The United States is already showing signs of jumping on the privacy bandwagon. In June of 2018, California’s legislature passed the California Consumer Privacy Act of 2018. The law features similar protections to those outlined in the GDPR, with added protections against “take it or leave it” systems that block users who don’t want to share their data. The law will take effect in 2020.
Even the Goliath of Silicon’s industry, Apple’s Tim Cook, is calling for national legislation to fight the invisible “data brokers” selling off user data.
“Consumers shouldn’t have to tolerate another year of companies irresponsibly amassing huge user profiles, data breaches that seem out of control and the vanishing ability to control our own digital lives,” Cook wrote in a Times magazine op-ed on Wednesday. He advocates similar consumer controls like the right to be forgotten.
“Technology has the potential to keep changing the world for the better, but it will never achieve that potential without the full faith and confidence of the people who use it,” Cook wrote. Legislators are approaching the issue with reservation.
From its origination in 1970, data privacy is continuing to gain traction as trust in the benefits our data brings us turns sour. While Facebook faces repeated questioning by investigators, one option is becoming increasingly clear: to forge data protection as a constitutional right and not merely a social concern. While investigations reveal these institutions are siphoning off more information than they’re advertising, the extent of damage that scrapping induces can seem distanced. It’s an invasion of privacy, yes; but the ramifications are oftentimes disconcerting and not alarming.

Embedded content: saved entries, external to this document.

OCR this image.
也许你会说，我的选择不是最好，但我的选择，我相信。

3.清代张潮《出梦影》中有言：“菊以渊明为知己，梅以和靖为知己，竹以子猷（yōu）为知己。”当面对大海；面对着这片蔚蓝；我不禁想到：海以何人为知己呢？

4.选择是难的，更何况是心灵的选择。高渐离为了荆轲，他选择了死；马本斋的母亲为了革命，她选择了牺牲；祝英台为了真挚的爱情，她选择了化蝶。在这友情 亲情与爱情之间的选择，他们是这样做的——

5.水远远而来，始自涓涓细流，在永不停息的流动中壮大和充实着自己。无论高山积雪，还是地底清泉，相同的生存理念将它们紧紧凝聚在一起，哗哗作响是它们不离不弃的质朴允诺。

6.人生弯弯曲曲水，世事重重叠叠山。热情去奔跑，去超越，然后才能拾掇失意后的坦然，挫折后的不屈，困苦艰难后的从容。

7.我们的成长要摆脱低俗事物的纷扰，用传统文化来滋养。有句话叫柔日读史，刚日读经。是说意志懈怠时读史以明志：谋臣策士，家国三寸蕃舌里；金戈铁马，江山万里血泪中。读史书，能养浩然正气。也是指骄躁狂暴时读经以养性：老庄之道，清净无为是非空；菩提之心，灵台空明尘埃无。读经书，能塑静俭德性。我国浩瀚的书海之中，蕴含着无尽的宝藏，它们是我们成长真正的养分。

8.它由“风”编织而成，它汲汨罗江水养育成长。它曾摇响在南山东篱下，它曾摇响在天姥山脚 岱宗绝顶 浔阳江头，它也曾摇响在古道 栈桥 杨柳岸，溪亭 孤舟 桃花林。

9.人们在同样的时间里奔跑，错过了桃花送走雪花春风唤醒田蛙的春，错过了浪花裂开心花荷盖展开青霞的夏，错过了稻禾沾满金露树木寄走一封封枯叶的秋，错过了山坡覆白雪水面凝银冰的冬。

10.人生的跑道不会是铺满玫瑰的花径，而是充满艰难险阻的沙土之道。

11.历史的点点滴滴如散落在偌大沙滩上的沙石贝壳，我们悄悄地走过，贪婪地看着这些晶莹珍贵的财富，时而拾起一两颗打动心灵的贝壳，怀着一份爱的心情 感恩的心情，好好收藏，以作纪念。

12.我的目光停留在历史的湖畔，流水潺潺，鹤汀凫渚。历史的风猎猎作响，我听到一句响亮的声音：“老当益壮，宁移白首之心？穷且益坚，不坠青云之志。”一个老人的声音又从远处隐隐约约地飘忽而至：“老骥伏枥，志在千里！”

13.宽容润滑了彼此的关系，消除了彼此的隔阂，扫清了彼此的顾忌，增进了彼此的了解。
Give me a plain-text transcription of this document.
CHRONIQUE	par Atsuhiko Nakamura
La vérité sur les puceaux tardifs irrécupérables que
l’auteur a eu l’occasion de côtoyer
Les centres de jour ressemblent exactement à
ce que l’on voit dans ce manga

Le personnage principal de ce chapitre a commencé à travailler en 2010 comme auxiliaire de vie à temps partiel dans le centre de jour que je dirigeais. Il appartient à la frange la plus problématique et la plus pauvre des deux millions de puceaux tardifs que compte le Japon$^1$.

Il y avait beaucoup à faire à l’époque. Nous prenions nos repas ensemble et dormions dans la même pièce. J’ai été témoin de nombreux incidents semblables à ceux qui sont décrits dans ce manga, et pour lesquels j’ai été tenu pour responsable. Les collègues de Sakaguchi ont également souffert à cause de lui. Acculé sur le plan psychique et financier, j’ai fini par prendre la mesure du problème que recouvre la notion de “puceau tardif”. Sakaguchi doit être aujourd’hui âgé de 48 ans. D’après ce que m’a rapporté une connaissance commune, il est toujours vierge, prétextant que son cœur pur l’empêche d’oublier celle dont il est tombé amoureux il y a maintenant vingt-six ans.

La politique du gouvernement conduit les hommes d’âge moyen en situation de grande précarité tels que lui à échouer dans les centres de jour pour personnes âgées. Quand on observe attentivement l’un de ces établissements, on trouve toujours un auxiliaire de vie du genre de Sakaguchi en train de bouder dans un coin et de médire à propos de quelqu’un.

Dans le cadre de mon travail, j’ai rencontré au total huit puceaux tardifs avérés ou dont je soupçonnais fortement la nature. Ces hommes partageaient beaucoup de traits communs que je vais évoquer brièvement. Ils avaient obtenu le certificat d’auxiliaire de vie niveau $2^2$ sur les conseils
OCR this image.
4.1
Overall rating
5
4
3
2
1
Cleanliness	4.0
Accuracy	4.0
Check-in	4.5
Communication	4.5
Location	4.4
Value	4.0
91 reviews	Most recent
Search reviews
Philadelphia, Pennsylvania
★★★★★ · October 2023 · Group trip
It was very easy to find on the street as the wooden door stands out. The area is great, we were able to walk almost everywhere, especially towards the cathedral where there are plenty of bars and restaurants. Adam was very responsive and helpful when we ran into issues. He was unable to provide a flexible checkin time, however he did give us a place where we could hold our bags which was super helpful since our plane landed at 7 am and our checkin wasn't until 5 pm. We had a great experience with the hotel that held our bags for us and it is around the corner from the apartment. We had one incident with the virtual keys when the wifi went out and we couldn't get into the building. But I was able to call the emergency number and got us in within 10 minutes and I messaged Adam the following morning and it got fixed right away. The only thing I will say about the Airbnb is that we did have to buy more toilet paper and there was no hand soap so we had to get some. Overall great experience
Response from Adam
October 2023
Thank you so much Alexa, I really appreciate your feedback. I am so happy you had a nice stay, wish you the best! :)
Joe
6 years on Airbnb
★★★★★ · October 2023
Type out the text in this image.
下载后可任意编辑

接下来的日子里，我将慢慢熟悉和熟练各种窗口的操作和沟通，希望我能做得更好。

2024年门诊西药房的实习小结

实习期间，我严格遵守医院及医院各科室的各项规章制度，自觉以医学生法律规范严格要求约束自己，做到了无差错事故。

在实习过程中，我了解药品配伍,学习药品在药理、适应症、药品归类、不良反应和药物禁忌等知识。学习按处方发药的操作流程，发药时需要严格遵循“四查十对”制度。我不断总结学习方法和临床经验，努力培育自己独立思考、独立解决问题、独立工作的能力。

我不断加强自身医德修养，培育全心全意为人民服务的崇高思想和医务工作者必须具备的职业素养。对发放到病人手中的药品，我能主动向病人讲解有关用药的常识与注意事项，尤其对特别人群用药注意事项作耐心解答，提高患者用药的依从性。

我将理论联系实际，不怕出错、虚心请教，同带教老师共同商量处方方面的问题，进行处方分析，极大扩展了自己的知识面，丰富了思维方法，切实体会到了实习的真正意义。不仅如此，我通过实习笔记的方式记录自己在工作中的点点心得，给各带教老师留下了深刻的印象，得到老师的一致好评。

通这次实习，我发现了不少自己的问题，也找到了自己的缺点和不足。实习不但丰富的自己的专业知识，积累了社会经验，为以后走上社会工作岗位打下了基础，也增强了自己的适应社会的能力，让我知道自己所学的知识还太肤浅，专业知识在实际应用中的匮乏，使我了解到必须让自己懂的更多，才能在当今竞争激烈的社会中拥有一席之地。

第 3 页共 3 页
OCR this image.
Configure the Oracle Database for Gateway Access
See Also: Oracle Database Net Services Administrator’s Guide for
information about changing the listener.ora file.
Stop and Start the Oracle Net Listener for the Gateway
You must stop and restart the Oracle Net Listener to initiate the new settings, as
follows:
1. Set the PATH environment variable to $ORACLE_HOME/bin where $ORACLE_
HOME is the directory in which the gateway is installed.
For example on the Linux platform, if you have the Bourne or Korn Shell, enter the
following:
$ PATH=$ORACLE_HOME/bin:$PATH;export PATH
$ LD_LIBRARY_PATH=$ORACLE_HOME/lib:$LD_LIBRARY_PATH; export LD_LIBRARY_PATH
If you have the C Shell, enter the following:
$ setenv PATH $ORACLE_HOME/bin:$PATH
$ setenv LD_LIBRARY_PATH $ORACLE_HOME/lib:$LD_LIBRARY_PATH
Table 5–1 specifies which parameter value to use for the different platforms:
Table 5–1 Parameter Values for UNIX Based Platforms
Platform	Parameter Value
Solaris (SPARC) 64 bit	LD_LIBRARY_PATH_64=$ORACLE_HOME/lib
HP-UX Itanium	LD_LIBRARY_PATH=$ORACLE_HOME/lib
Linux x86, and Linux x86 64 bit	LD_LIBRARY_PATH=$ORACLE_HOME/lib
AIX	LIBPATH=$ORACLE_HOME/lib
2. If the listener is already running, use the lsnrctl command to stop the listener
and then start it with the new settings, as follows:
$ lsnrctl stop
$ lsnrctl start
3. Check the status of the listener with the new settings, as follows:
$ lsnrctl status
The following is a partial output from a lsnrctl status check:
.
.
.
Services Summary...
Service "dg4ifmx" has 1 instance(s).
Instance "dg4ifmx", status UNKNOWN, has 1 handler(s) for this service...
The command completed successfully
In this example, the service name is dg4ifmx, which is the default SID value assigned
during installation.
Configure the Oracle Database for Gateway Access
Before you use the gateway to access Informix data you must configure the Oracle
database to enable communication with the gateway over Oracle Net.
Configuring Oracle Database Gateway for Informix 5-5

Gilbert Radulovic’s story didn’t end with the Stasi’s first investigation. A second was opened after he was found distributing punk booklets to West Berlin, his file growing as agents followed his every move and meeting. In his case, information was domination. Cambridge Analytica is a reminder of that power in our contemporary era. So in an age of transparent media, where worth is measured by follower counts and virality, perhaps it isn’t too late to turn back to our memory — and remember how good it is to be forgotten.